Karısını veya çocuğunu gömmek için.

Aziz Türk işçisi!

Senin bahtın,

Yaralı parmaklarınla ayıkladığın

Malum tütünün zifiri kadar karadır.

Toplumcu Gerçekçi Şiir ve Fütürizm

Fütürizm Edebi Akımı

Fütürizm genel bir sanat akımıdır. 20. Yüzyılın başlarında İtalya’da ortaya çıkmıştır. Akımın kurucusu İtalyan yazar Filippo Tommaso Marinetti’dir.

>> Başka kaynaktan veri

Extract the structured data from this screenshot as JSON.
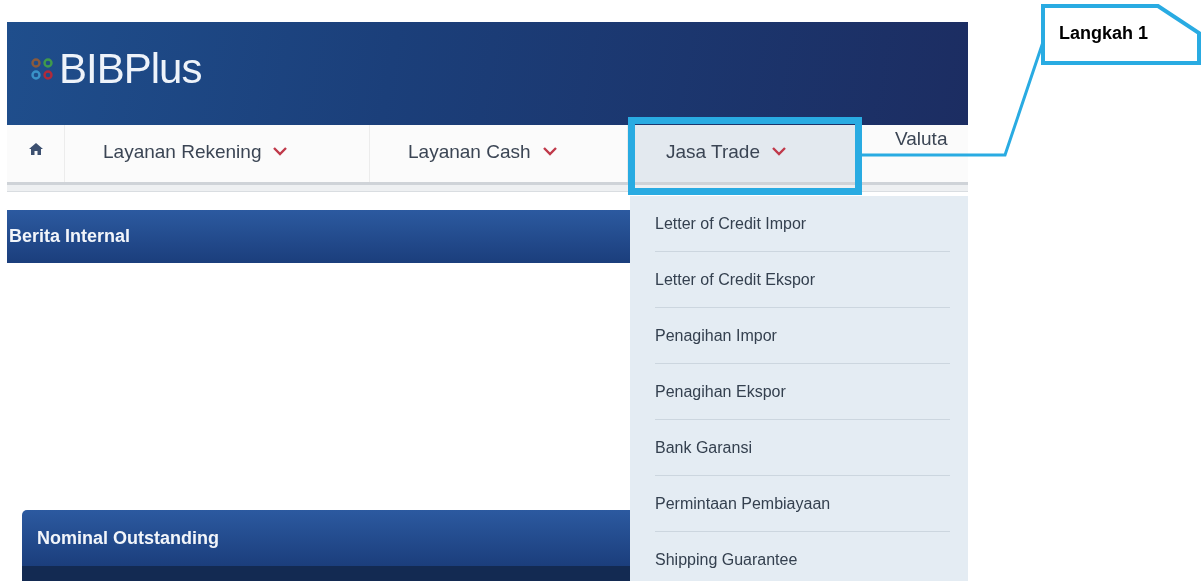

Rus edebiyatında  Vladimir Mayakovski, Türk edebiyatında ise Nazım Hikmet önemli temsilcileridir.

Özellikleri:

  • İtalyan yazar  Filippo Tommaso Marinetti tarafından bir bildiri ile duyurulmuştur.
  • Geçmişin bütün maddi ve manevi değerleri yerine modernizmin insana kazandıklarını tercih edeceklerin belirtmişlerdir.
  • Özellikle şehirlerin modern makineler ile tekrar inşa edilmesini, eski yapıların yerini modern binaların, cadde ve sokakların alması gerektiğini savunmuşlardır.
  • Sürat, hareketlilik ve makine gibi temel kavramlar ile görüşlerini savunmuşlardır.
  • Şiirde mantıklı cümleleri, biçimsel estetik kuralları reddetmiş, otomat yazıyı savunmuşlardır.(Otomat yazı: Bir yazarın aklına geldiği gibi yazması, herhangi bir söz dizimi kuralına bağlı kalmaması)

Not: Bu edebi akım daha sonra Dadaizm ve Sürrealizm akımlarına zemin hazırlamıştır.)

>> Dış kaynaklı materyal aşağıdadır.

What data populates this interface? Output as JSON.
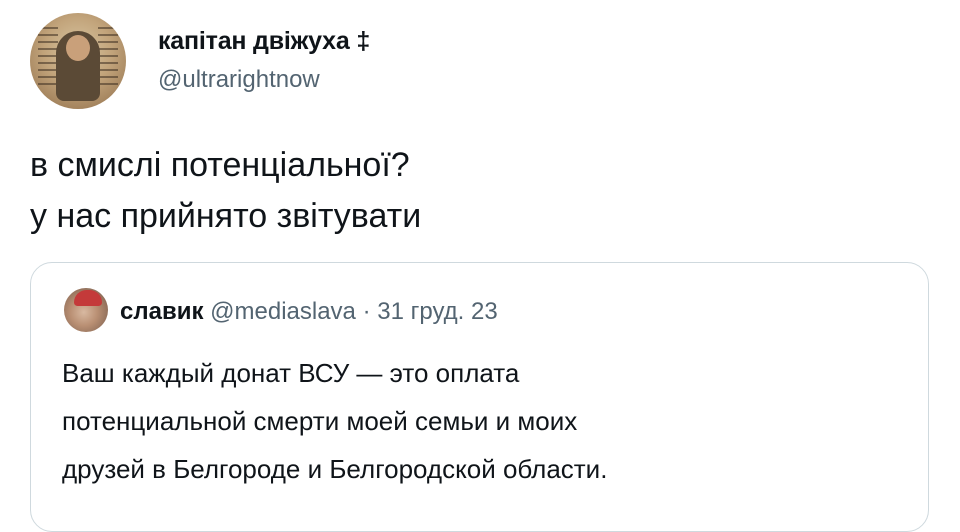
{
  "author": {
    "display_name": "капітан двіжуха ‡",
    "handle": "@ultrarightnow",
    "avatar_icon": "portrait-avatar"
  },
  "tweet": {
    "line1": "в смислі потенціальної?",
    "line2": "у нас прийнято звітувати"
  },
  "quoted": {
    "author_name": "славик",
    "handle": "@mediaslava",
    "separator": "·",
    "date": "31 груд. 23",
    "line1": "Ваш каждый донат ВСУ — это оплата",
    "line2": "потенциальной смерти моей семьи и моих",
    "line3": "друзей в Белгороде и Белгородской области.",
    "avatar_icon": "user-avatar"
  },
  "colors": {
    "text": "#0f1419",
    "secondary": "#536471",
    "border": "#cfd9de"
  }
}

Örnek: (Nazım Hikmet: Nikbinlik)

Hani şimdi bize

cumaları, pazarları çiçekli bahçeler vardır,

             yalnız cumaları

                      yalnız pazarları..

Hani şimdi biz

bir peri masalı dinler gibi seyrederiz

                    ışıklı caddelerde mağazaları,

hani bunlar

77 katlı yekpare camdan mağazalardır.

Hani şimdi biz haykırırız

     Cevap:

            açılır kara kaplı kitap:

                                            zindan..

Kayış kapar kolumuzu

                              kırılan kemik

                                               kan.

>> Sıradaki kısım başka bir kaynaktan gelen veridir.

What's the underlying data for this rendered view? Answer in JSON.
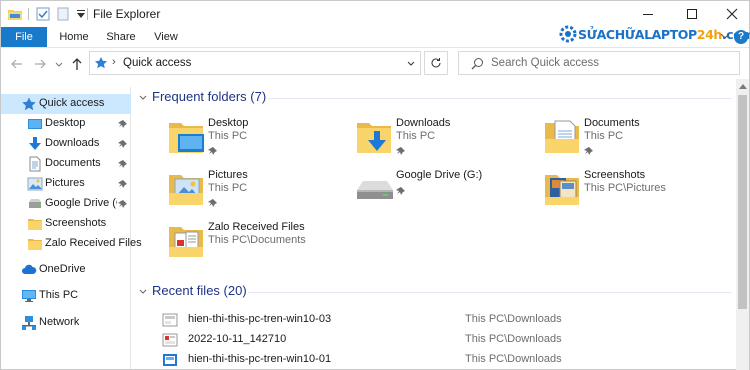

Hani şimdi bizim soframıza

                                 haftada bir et gelir.

Ve

çocuklarımız işten eve

                            sapsarı iskelet gelir.

Not: Şiirde hız, değişim, modernleşme ve biçimsel serbestlik gibi Fütürizm akımının temel prensiplerine uyulduğu açık bir şekilde görülmektedir.